Longer: Sales tax on honey is going to depend on where you are - growing up in Michigan, pretty much all food was untaxed (that may have changed by now). Here in IL we have a tax on some food items (I don't know off the top of my head what food does and does not get taxed), and some counties/municipalities have additional local sales tax in addition to the base rate, collected through the state Department of Revenue.


----------



## jerry (Jan 12, 2006)

jeff do you have phone number or web address for farmfamily casualty jerry


----------



## jerry (Jan 12, 2006)

*insurance*

john who do go threw to get insurance ? robnett apairys wa Jerry Robnett


----------



## Robert Hawkins (May 27, 2005)

Keep in mind each LLC requires a separate tax filing and a separate insurance policy and a separate checking account. That's what it takes to limit it's liability. I'm considering protecting Hawk's Nest Farms from the liability of Hawk's Nest Apiaries. Some other business considerations too.

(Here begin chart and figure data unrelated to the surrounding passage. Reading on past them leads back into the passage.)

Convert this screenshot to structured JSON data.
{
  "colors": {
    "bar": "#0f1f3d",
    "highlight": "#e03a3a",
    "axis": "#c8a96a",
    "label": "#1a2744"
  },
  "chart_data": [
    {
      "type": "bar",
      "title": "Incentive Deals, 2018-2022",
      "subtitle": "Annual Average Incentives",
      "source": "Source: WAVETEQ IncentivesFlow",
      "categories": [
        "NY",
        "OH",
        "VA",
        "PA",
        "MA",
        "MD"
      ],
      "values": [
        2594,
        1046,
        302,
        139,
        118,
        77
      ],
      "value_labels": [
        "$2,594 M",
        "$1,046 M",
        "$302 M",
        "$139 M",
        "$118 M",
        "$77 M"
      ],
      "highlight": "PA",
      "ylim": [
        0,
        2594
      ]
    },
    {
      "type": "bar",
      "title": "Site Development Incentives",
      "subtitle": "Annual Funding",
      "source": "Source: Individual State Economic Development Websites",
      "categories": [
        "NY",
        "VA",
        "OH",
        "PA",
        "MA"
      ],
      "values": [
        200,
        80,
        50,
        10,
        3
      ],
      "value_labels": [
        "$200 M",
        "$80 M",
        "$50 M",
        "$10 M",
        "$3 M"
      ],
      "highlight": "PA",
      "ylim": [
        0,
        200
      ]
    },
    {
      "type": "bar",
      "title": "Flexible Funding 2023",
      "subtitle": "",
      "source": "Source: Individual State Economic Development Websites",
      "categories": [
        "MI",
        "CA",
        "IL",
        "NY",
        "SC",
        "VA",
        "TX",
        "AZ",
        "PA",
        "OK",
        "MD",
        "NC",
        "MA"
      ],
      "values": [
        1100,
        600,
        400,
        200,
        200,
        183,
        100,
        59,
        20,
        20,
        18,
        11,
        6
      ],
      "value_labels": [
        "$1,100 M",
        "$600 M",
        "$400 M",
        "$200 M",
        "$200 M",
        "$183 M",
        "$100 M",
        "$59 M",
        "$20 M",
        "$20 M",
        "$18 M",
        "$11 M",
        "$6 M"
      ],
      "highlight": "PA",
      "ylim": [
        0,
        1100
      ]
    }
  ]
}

Today was the first business day of March. After spending money all day, tomorrow will bee an apiary day. Well, it could be if I'd done all my carpentry work this winter. Anyway, if your hives are nowhere near other people and local kids have to trespass to get multiple stings, you could just keep 'em under your Ag policy. 

If your bees are in town, they need to be an LLC to protect your home, etc. Sorry for the ramble. It's late.

Hawk


----------



## pgayle (Jan 27, 2008)

I don't have my bees yet, still in the class and building hives.

How many of you have actually had trouble with neighbors? What happened?


----------